On the 12th day of Christmas came the 3 Kings
Hispanics gather to share gifts, traditions on January 6. Santa is on vacation, and Christmas trees are getting recycled. The ball has dropped, it’s been almost a week since you had that toast to 2007.
But the holidays aren’t over yet, not if you’re Hispanic. Celebrations continue until January 6, Three Kings Day or El Dia de los Tres Reyes Magos, when the Three Wise Men pay their annual visit and leave gifts for good boys and girls.
According to Christian lore, the Three Wise Men were astronomers who had witnessed from the birth of a star rising over the town of Bethlehem, which foretold of the birth of a great King. They set out to travel toward the light, riding camels until they reached the town and the manger where Jesus was born.

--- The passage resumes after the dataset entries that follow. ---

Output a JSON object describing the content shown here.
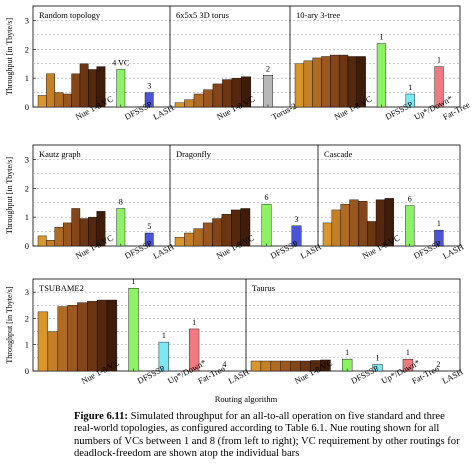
{
  "figure_label": "Figure 6.11:",
  "caption_text": "Simulated throughput for an all-to-all operation on five standard and three real-world topologies, as configured according to Table 6.1. Nue routing shown for all numbers of VCs between 1 and 8 (from left to right); VC requirement by other routings for deadlock-freedom are shown atop the individual bars",
  "colors": {
    "nue": [
      "#d9962a",
      "#c57f26",
      "#b06b22",
      "#9a571e",
      "#844618",
      "#6c3612",
      "#55280d",
      "#3f1c09"
    ],
    "DFSSSP": "#8ef265",
    "LASH": "#4a54d6",
    "Torus-2QoS": "#b8b8b8",
    "Up*/Down*": "#7de8f5",
    "Fat-Tree": "#f07a80"
  },
  "chart_data": [
    {
      "type": "bar",
      "title": "Random topology",
      "ylabel": "Throughput [in Tbyte/s]",
      "ylim": [
        0,
        3.5
      ],
      "grid": true,
      "tick_labels": [
        "Nue 1-8 VC",
        "DFSSSP",
        "LASH"
      ],
      "series": [
        {
          "name": "Nue 1-8 VC",
          "values": [
            0.4,
            1.15,
            0.5,
            0.45,
            1.15,
            1.5,
            1.3,
            1.4
          ]
        },
        {
          "name": "DFSSSP",
          "values": [
            1.3
          ],
          "annotation": "4 VC"
        },
        {
          "name": "LASH",
          "values": [
            0.5
          ],
          "annotation": "3"
        }
      ]
    },
    {
      "type": "bar",
      "title": "6x5x5 3D torus",
      "ylim": [
        0,
        3.5
      ],
      "grid": true,
      "tick_labels": [
        "Nue 1-8 VC",
        "Torus-2QoS"
      ],
      "series": [
        {
          "name": "Nue 1-8 VC",
          "values": [
            0.15,
            0.25,
            0.45,
            0.6,
            0.8,
            0.95,
            1.0,
            1.05
          ]
        },
        {
          "name": "Torus-2QoS",
          "values": [
            1.1
          ],
          "annotation": "2"
        }
      ]
    },
    {
      "type": "bar",
      "title": "10-ary 3-tree",
      "ylim": [
        0,
        3.5
      ],
      "grid": true,
      "tick_labels": [
        "Nue 1-8 VC",
        "DFSSSP",
        "Up*/Down*",
        "Fat-Tree"
      ],
      "series": [
        {
          "name": "Nue 1-8 VC",
          "values": [
            1.5,
            1.6,
            1.7,
            1.75,
            1.8,
            1.8,
            1.75,
            1.75
          ]
        },
        {
          "name": "DFSSSP",
          "values": [
            2.2
          ],
          "annotation": "1"
        },
        {
          "name": "Up*/Down*",
          "values": [
            0.45
          ],
          "annotation": "1"
        },
        {
          "name": "Fat-Tree",
          "values": [
            1.4
          ],
          "annotation": "1"
        }
      ]
    },
    {
      "type": "bar",
      "title": "Kautz graph",
      "ylabel": "Throughput [in Tbyte/s]",
      "ylim": [
        0,
        3.5
      ],
      "grid": true,
      "tick_labels": [
        "Nue 1-8 VC",
        "DFSSSP",
        "LASH"
      ],
      "series": [
        {
          "name": "Nue 1-8 VC",
          "values": [
            0.35,
            0.2,
            0.65,
            0.8,
            1.3,
            0.95,
            1.0,
            1.2
          ]
        },
        {
          "name": "DFSSSP",
          "values": [
            1.3
          ],
          "annotation": "8"
        },
        {
          "name": "LASH",
          "values": [
            0.45
          ],
          "annotation": "5"
        }
      ]
    },
    {
      "type": "bar",
      "title": "Dragonfly",
      "ylim": [
        0,
        3.5
      ],
      "grid": true,
      "tick_labels": [
        "Nue 1-8 VC",
        "DFSSSP",
        "LASH"
      ],
      "series": [
        {
          "name": "Nue 1-8 VC",
          "values": [
            0.3,
            0.45,
            0.6,
            0.8,
            0.95,
            1.1,
            1.25,
            1.3
          ]
        },
        {
          "name": "DFSSSP",
          "values": [
            1.45
          ],
          "annotation": "6"
        },
        {
          "name": "LASH",
          "values": [
            0.7
          ],
          "annotation": "3"
        }
      ]
    },
    {
      "type": "bar",
      "title": "Cascade",
      "ylim": [
        0,
        3.5
      ],
      "grid": true,
      "tick_labels": [
        "Nue 1-8 VC",
        "DFSSSP",
        "LASH"
      ],
      "series": [
        {
          "name": "Nue 1-8 VC",
          "values": [
            0.8,
            1.25,
            1.45,
            1.6,
            1.55,
            0.85,
            1.6,
            1.65
          ]
        },
        {
          "name": "DFSSSP",
          "values": [
            1.4
          ],
          "annotation": "6"
        },
        {
          "name": "LASH",
          "values": [
            0.55
          ],
          "annotation": "1"
        }
      ]
    },
    {
      "type": "bar",
      "title": "TSUBAME2",
      "ylabel": "Throughput [in Tbyte/s]",
      "ylim": [
        0,
        3.5
      ],
      "yticks": [
        0,
        1,
        2,
        3
      ],
      "grid": true,
      "xlabel": "Routing algorithm",
      "tick_labels": [
        "Nue 1-8 VC",
        "DFSSSP",
        "Up*/Down*",
        "Fat-Tree",
        "LASH"
      ],
      "series": [
        {
          "name": "Nue 1-8 VC",
          "values": [
            2.25,
            1.5,
            2.45,
            2.5,
            2.6,
            2.65,
            2.7,
            2.7
          ]
        },
        {
          "name": "DFSSSP",
          "values": [
            3.15
          ],
          "annotation": "1"
        },
        {
          "name": "Up*/Down*",
          "values": [
            1.1
          ],
          "annotation": "1"
        },
        {
          "name": "Fat-Tree",
          "values": [
            1.6
          ],
          "annotation": "1"
        },
        {
          "name": "LASH",
          "values": [
            0
          ],
          "annotation": "4"
        }
      ]
    },
    {
      "type": "bar",
      "title": "Taurus",
      "ylim": [
        0,
        3.5
      ],
      "grid": true,
      "tick_labels": [
        "Nue 1-8 VC",
        "DFSSSP",
        "Up*/Down*",
        "Fat-Tree",
        "LASH"
      ],
      "series": [
        {
          "name": "Nue 1-8 VC",
          "values": [
            0.38,
            0.38,
            0.38,
            0.38,
            0.38,
            0.38,
            0.4,
            0.42
          ]
        },
        {
          "name": "DFSSSP",
          "values": [
            0.45
          ],
          "annotation": "1"
        },
        {
          "name": "Up*/Down*",
          "values": [
            0.25
          ],
          "annotation": "1"
        },
        {
          "name": "Fat-Tree",
          "values": [
            0.45
          ],
          "annotation": "1"
        },
        {
          "name": "LASH",
          "values": [
            0
          ],
          "annotation": "2"
        }
      ]
    }
  ]
}
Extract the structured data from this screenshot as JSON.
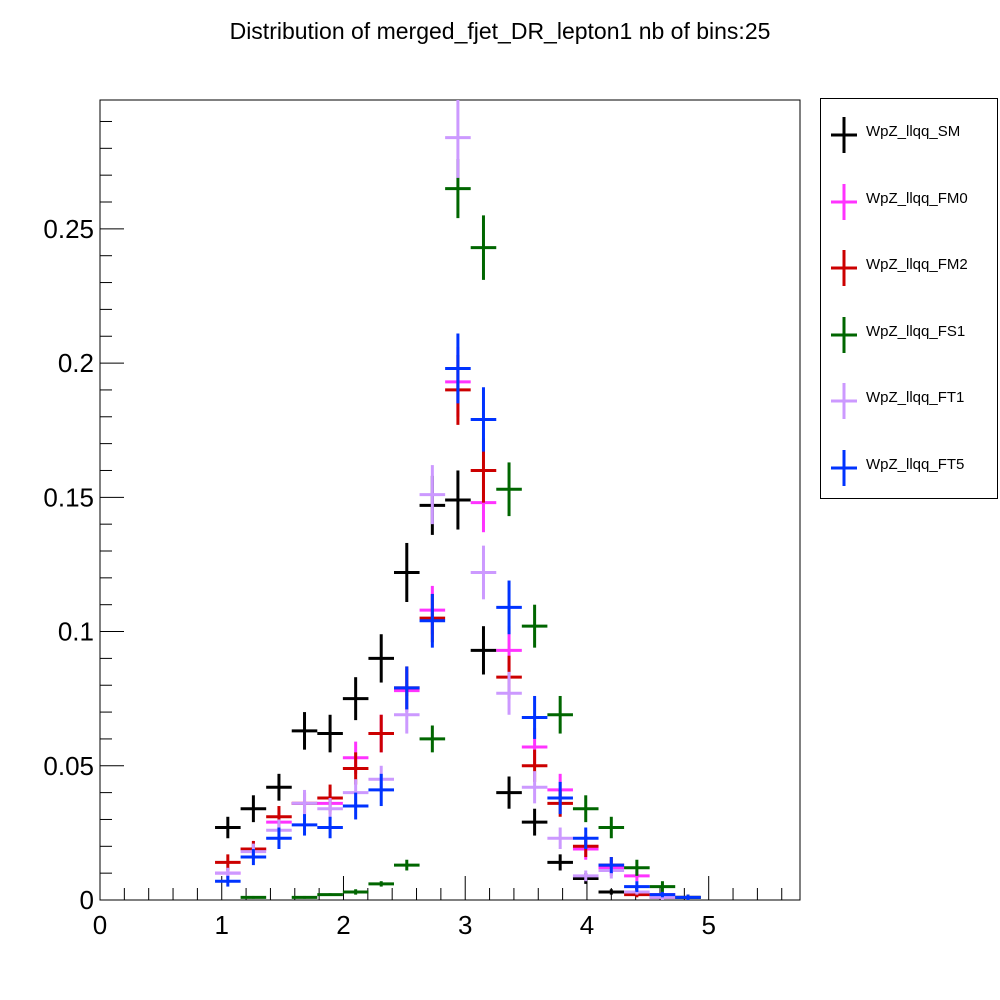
{
  "chart_data": {
    "type": "scatter",
    "title": "Distribution of merged_fjet_DR_lepton1 nb of bins:25",
    "xlabel": "",
    "ylabel": "",
    "xlim": [
      0,
      5.75
    ],
    "ylim": [
      0,
      0.298
    ],
    "x_ticks": [
      "0",
      "1",
      "2",
      "3",
      "4",
      "5"
    ],
    "y_ticks": [
      "0",
      "0.05",
      "0.1",
      "0.15",
      "0.2",
      "0.25"
    ],
    "bin_width": 0.21,
    "legend_position": "right, outside plot",
    "series": [
      {
        "name": "WpZ_llqq_SM",
        "color": "#000000",
        "points": [
          [
            1.05,
            0.027,
            0.004
          ],
          [
            1.26,
            0.034,
            0.005
          ],
          [
            1.47,
            0.042,
            0.005
          ],
          [
            1.68,
            0.063,
            0.007
          ],
          [
            1.89,
            0.062,
            0.007
          ],
          [
            2.1,
            0.075,
            0.008
          ],
          [
            2.31,
            0.09,
            0.009
          ],
          [
            2.52,
            0.122,
            0.011
          ],
          [
            2.73,
            0.147,
            0.011
          ],
          [
            2.94,
            0.149,
            0.011
          ],
          [
            3.15,
            0.093,
            0.009
          ],
          [
            3.36,
            0.04,
            0.006
          ],
          [
            3.57,
            0.029,
            0.005
          ],
          [
            3.78,
            0.014,
            0.003
          ],
          [
            3.99,
            0.008,
            0.002
          ],
          [
            4.2,
            0.003,
            0.001
          ]
        ]
      },
      {
        "name": "WpZ_llqq_FM0",
        "color": "#ff33ff",
        "points": [
          [
            1.05,
            0.01,
            0.002
          ],
          [
            1.26,
            0.019,
            0.003
          ],
          [
            1.47,
            0.029,
            0.004
          ],
          [
            1.68,
            0.036,
            0.004
          ],
          [
            1.89,
            0.036,
            0.004
          ],
          [
            2.1,
            0.053,
            0.006
          ],
          [
            2.31,
            0.062,
            0.007
          ],
          [
            2.52,
            0.078,
            0.008
          ],
          [
            2.73,
            0.108,
            0.009
          ],
          [
            2.94,
            0.193,
            0.013
          ],
          [
            3.15,
            0.148,
            0.011
          ],
          [
            3.36,
            0.093,
            0.009
          ],
          [
            3.57,
            0.057,
            0.007
          ],
          [
            3.78,
            0.041,
            0.006
          ],
          [
            3.99,
            0.019,
            0.004
          ],
          [
            4.2,
            0.012,
            0.003
          ],
          [
            4.41,
            0.009,
            0.002
          ],
          [
            4.62,
            0.002,
            0.001
          ]
        ]
      },
      {
        "name": "WpZ_llqq_FM2",
        "color": "#cc0000",
        "points": [
          [
            1.05,
            0.014,
            0.003
          ],
          [
            1.26,
            0.019,
            0.003
          ],
          [
            1.47,
            0.031,
            0.004
          ],
          [
            1.68,
            0.036,
            0.004
          ],
          [
            1.89,
            0.038,
            0.005
          ],
          [
            2.1,
            0.049,
            0.006
          ],
          [
            2.31,
            0.062,
            0.007
          ],
          [
            2.52,
            0.079,
            0.008
          ],
          [
            2.73,
            0.105,
            0.009
          ],
          [
            2.94,
            0.19,
            0.013
          ],
          [
            3.15,
            0.16,
            0.012
          ],
          [
            3.36,
            0.083,
            0.008
          ],
          [
            3.57,
            0.05,
            0.006
          ],
          [
            3.78,
            0.036,
            0.005
          ],
          [
            3.99,
            0.02,
            0.004
          ],
          [
            4.2,
            0.013,
            0.003
          ],
          [
            4.41,
            0.002,
            0.001
          ],
          [
            4.62,
            0.001,
            0.001
          ],
          [
            4.83,
            0.001,
            0.001
          ]
        ]
      },
      {
        "name": "WpZ_llqq_FS1",
        "color": "#006600",
        "points": [
          [
            1.26,
            0.001,
            0.0005
          ],
          [
            1.68,
            0.001,
            0.0005
          ],
          [
            1.89,
            0.002,
            0.0005
          ],
          [
            2.1,
            0.003,
            0.001
          ],
          [
            2.31,
            0.006,
            0.001
          ],
          [
            2.52,
            0.013,
            0.002
          ],
          [
            2.73,
            0.06,
            0.005
          ],
          [
            2.94,
            0.265,
            0.011
          ],
          [
            3.15,
            0.243,
            0.012
          ],
          [
            3.36,
            0.153,
            0.01
          ],
          [
            3.57,
            0.102,
            0.008
          ],
          [
            3.78,
            0.069,
            0.007
          ],
          [
            3.99,
            0.034,
            0.005
          ],
          [
            4.2,
            0.027,
            0.004
          ],
          [
            4.41,
            0.012,
            0.003
          ],
          [
            4.62,
            0.005,
            0.002
          ],
          [
            4.83,
            0.001,
            0.001
          ]
        ]
      },
      {
        "name": "WpZ_llqq_FT1",
        "color": "#cc99ff",
        "points": [
          [
            1.05,
            0.01,
            0.002
          ],
          [
            1.26,
            0.018,
            0.003
          ],
          [
            1.47,
            0.026,
            0.004
          ],
          [
            1.68,
            0.036,
            0.005
          ],
          [
            1.89,
            0.034,
            0.004
          ],
          [
            2.1,
            0.04,
            0.005
          ],
          [
            2.31,
            0.045,
            0.005
          ],
          [
            2.52,
            0.069,
            0.007
          ],
          [
            2.73,
            0.151,
            0.011
          ],
          [
            2.94,
            0.284,
            0.015
          ],
          [
            3.15,
            0.122,
            0.01
          ],
          [
            3.36,
            0.077,
            0.008
          ],
          [
            3.57,
            0.042,
            0.006
          ],
          [
            3.78,
            0.023,
            0.004
          ],
          [
            3.99,
            0.009,
            0.002
          ],
          [
            4.2,
            0.011,
            0.003
          ],
          [
            4.41,
            0.003,
            0.001
          ],
          [
            4.62,
            0.001,
            0.001
          ]
        ]
      },
      {
        "name": "WpZ_llqq_FT5",
        "color": "#0033ff",
        "points": [
          [
            1.05,
            0.007,
            0.002
          ],
          [
            1.26,
            0.016,
            0.003
          ],
          [
            1.47,
            0.023,
            0.004
          ],
          [
            1.68,
            0.028,
            0.004
          ],
          [
            1.89,
            0.027,
            0.004
          ],
          [
            2.1,
            0.035,
            0.005
          ],
          [
            2.31,
            0.041,
            0.006
          ],
          [
            2.52,
            0.079,
            0.008
          ],
          [
            2.73,
            0.104,
            0.01
          ],
          [
            2.94,
            0.198,
            0.013
          ],
          [
            3.15,
            0.179,
            0.012
          ],
          [
            3.36,
            0.109,
            0.01
          ],
          [
            3.57,
            0.068,
            0.008
          ],
          [
            3.78,
            0.038,
            0.006
          ],
          [
            3.99,
            0.023,
            0.004
          ],
          [
            4.2,
            0.013,
            0.003
          ],
          [
            4.41,
            0.005,
            0.002
          ],
          [
            4.62,
            0.002,
            0.001
          ],
          [
            4.83,
            0.001,
            0.001
          ]
        ]
      }
    ]
  }
}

Before setting off on their journey, King Herod requested that these three wise men inform him on their return of the child’s location. But after paying their respects, an angel appeared to tell them that Herod planned on killing the infant. So instead, the Kings took another way home, avoiding Herod. The Three Kings were also known as the Magi Saints. They gave the baby Jesus gifts of gold, myrrh and frankincense.
For children in Hispanic nations such as Puerto Rico, Cuba, Venezuela and Mexico, Three Kings Day is the day they receive holiday presents. On the night of January 5, children gather up the freshest grass they can find in their back yards, stash it all in a small shoebox with a wish list and place it underneath their beds. When they wake up the next morning, the camels have eaten the hay and have left gifts in appreciation.
“I still celebrate the tradition even if I live and work far away from home,” said Vanessa Fernandez. “I remember being a young girl in Puerto Rico, picking out the greenest grass, serving some water in a bowl for the camels to drink if they were thirsty, and just waiting for all those gifts Santa Claus had forgotten to bring me. It’s a beautiful illusion you have as a child that you always keep fond memories of.”
Fernandez mentioned that sometimes it’s tough to celebrate because she usually has to work or run errands on a day when people traditionally gather to celebrate with family.
“I always spread the message though,” Fernandez said. “I give small gifts, I talk about the holiday, and make sure to still have my grass ready. I will always remember receiving a bike one time when I was young, and recall the excitement of waking up early to see what the reyes (kings) had brought me. Hey, for kids, it’s an excuse to get more gifts. Who doesn’t enjoy that? Plus, then come the octavitas.”
The octavitas, meaning the eights, represent the eight days after the arrival of the Three Kings, and all the festivities that occur during that time. Families prepare feasts, gather to sing traditional “parrandas”, caroling surprised neighbors, in honor of the baby Jesus, and make sure they keep the holiday spirit alive through January 14.
“I love the octavitas,” said Laurie Basora of Puerto Rico. “They always make fun of us Puerto Ricans because it’s like we never stop celebrating Christmas. It’s mid-January, and we still have our lights and tree up, drink coquito,” a drink very similar to eggnog, “and exchange small gifts when reyes arrive on January 6.”
Among the many fond memories Basora has of the holiday, she recalls being a young girl who always wanted to have her shoebox filled to the brim with grass, just to make sure the camels had enough food to eat.
“Mom would tell me I had to feed the camels well, or else I wouldn’t get any presents,” Basora said. Basora mentioned she still leaves the camels grass on January 5. “You never know,” she said with a laugh.
The Three Kings are known for having a “smaller workshop” than Santa Claus, so gifts usually consist of inexpensive CDs, dolls, gift cards, candy, books or, if older, a bottle of good wine. The most expensive gift a child could receive? A brand new bicycle, representing the lengthy journey the Magi endured.
“I celebrated Three Kings Day in Mexico all through my childhood,” said Marta Santamaria, of Guerrero, Mexico, who now lives in Wahneta, Fla. “The gifts were always modest, but everyone just has so much fun.”
Santamaria mentioned that to celebrate the day, which is more popular than Christmas, Wahneta residents often hold a Tres Reyes Magos parade, where gifts are handed out to children.
“Once I moved over here, the tradition has been lost, and we don’t really celebrate it as much because we’re always working hard,” Santamaria said. “But it’s something I hold dear in my heart.”
Kriselda Torres, a native Mexican who still celebrates the holiday with her family and mostly loves digging into the traditional rosca de reyes.
“It’s a roll of warm bread served on January 6,” Torres said. “It is split between all the family members, and hidden inside is a plastic figurine representing the wise men. The person that receives the figurine once the bread is split has to host a family party, known as Candelaria, by cooking a traditional feast, such as tamales, on February 2.”